Here, “method” represents scientific methods used in the study whereas “evidence” is defined as a supergroup of methods measuring same biological phenomenon. For example, two separate methods such as lactate dehydrogenase (LDH) activity assay and PI both of which measure membrane damage as an indicator of cell death were classified into “membrane integrity” evidence supergroup. Similarly, various tetrazolium and resazurin reduction assays were considered to provide “dehydrogenase activity” evidence as an indicator of cellular metabolic activity.
We have also divided the studies in two notional groups of “subject area” based on field information provided by WOS. The first one is “Biochemistry, Molecular Biology, Genetics, and Medicine” and the second one is “Chemistry, Chemical/Biomedical Engineering, and Materials Science”.
The database is accessible via the link: https://airtable.com/shrClTE87e1l28ExG and its contents are also accessible as S1 Data (Database CSV spread sheet).
Evidence analysis
Evidence was analyzed for each of the claims using a case-by-case approach.
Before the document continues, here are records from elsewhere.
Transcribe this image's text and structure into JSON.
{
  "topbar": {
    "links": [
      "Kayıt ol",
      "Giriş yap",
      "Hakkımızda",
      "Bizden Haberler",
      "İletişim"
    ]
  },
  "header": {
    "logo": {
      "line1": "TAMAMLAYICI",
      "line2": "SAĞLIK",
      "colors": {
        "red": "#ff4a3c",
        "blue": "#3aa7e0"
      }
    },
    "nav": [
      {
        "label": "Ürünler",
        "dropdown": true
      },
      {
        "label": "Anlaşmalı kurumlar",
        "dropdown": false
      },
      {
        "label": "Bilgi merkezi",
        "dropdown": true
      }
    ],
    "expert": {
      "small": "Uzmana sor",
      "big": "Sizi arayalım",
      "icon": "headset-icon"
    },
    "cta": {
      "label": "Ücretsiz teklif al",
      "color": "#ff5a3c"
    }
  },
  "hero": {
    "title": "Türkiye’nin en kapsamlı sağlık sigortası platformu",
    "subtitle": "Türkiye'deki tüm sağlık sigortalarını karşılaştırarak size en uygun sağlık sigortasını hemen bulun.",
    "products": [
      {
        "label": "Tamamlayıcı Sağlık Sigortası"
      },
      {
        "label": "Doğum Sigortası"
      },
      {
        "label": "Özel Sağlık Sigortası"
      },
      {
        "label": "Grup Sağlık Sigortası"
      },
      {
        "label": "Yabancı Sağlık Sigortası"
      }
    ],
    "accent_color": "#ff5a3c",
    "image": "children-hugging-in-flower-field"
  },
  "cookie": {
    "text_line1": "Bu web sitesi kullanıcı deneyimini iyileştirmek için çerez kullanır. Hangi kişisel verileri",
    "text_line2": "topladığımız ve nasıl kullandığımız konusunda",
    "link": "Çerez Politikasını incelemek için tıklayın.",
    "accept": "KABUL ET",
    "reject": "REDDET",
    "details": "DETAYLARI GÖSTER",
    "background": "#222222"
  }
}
We refer to the definitions we have embraced and the OECD guide GIVIMP [11] to determine if the measured parameter provides sufficient evidence for that claim. Table 1 summarizes the claims asserted and the evidence provided by the articles we investigated. The table also provides information regarding our decision on whether a type of evidence is sufficient for a claim or not as well as the rationale behind that decision.
Table 1. Claims and the evidence provided by the articles along with the sufficiency of the evidence and the rationale for our decision.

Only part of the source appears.